LayoutVLM: Differentiable Optimization of 3D Layout via Vision-Language Models
Fan-Yun Sun, Weiyu Liu, Siyi Gu, Dylan Lim, Goutam Bhat, Federico Tombari, Manling Li, Nick Haber, Jiajun Wu
TL;DR
LayoutVLM tackles open-universe 3D layout generation by marrying Vision-Language Model grounding with differentiable optimization over a dual-representation scene layout: numerical poses $\hat{p}_i=(x_i,y_i,z_i,\theta_i)$ and spatial relations $\mathcal{R}$. A self-consistent decoding mechanism and visual prompting improve spatial grounding, while a differentiable objective $\mathcal{L}_{\text{semantic}} + \mathcal{L}_{\text{physics}}$ yields physically plausible, semantically aligned layouts.
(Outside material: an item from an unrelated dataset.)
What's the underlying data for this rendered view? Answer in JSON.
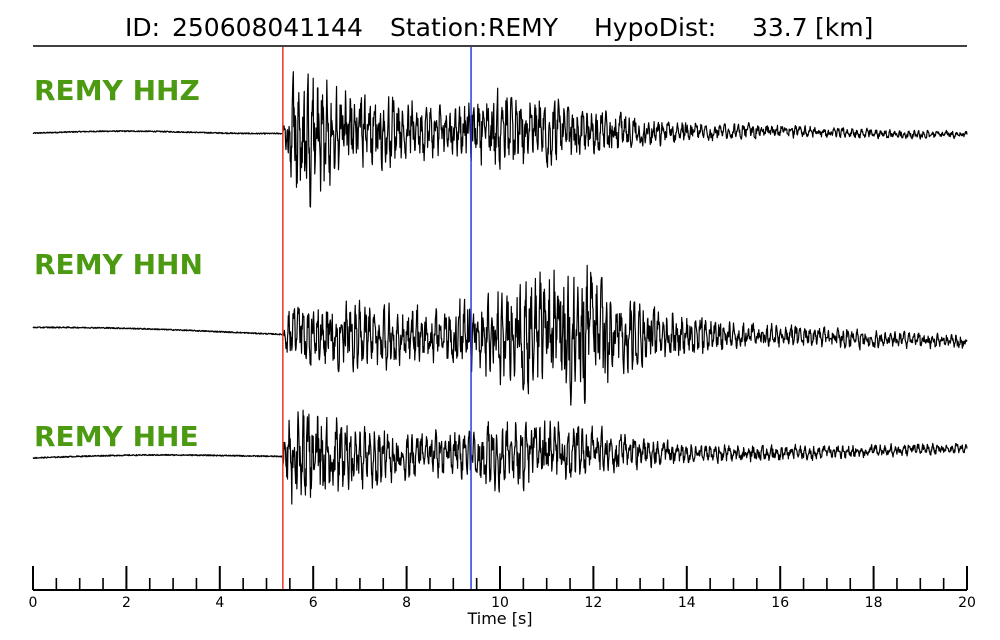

The approach shows strong gains over baselines across 11 room types and benefits from fine-tuning VLMs on scene data, with ablations confirming the necessity of visual cues and self-consistency. The results highlight the potential of VLM-guided differentiable optimization for scalable, open-vocabulary 3D scene generation with practical impact for robotics, simulation, and design.
Abstract
Spatial reasoning is a fundamental aspect of human cognition, enabling intuitive understanding and manipulation of objects in three-dimensional space. While foundation models demonstrate remarkable performance on some benchmarks, they still struggle with 3D reasoning tasks like arranging objects in space according to open-ended language instructions, particularly in dense and physically constrained environments. We introduce LayoutVLM, a framework and scene layout representation that exploits the semantic knowledge of Vision-Language Models (VLMs) and supports differentiable optimization to ensure physical plausibility. LayoutVLM employs VLMs to generate two mutually reinforcing representations from visually marked images, and a self-consistent decoding process to improve VLMs spatial planning. Our experiments show that LayoutVLM addresses the limitations of existing LLM and constraint-based approaches, producing physically plausible 3D layouts better aligned with the semantic intent of input language instructions. We also demonstrate that fine-tuning VLMs with the proposed scene layout representation extracted from existing scene datasets can improve their reasoning performance.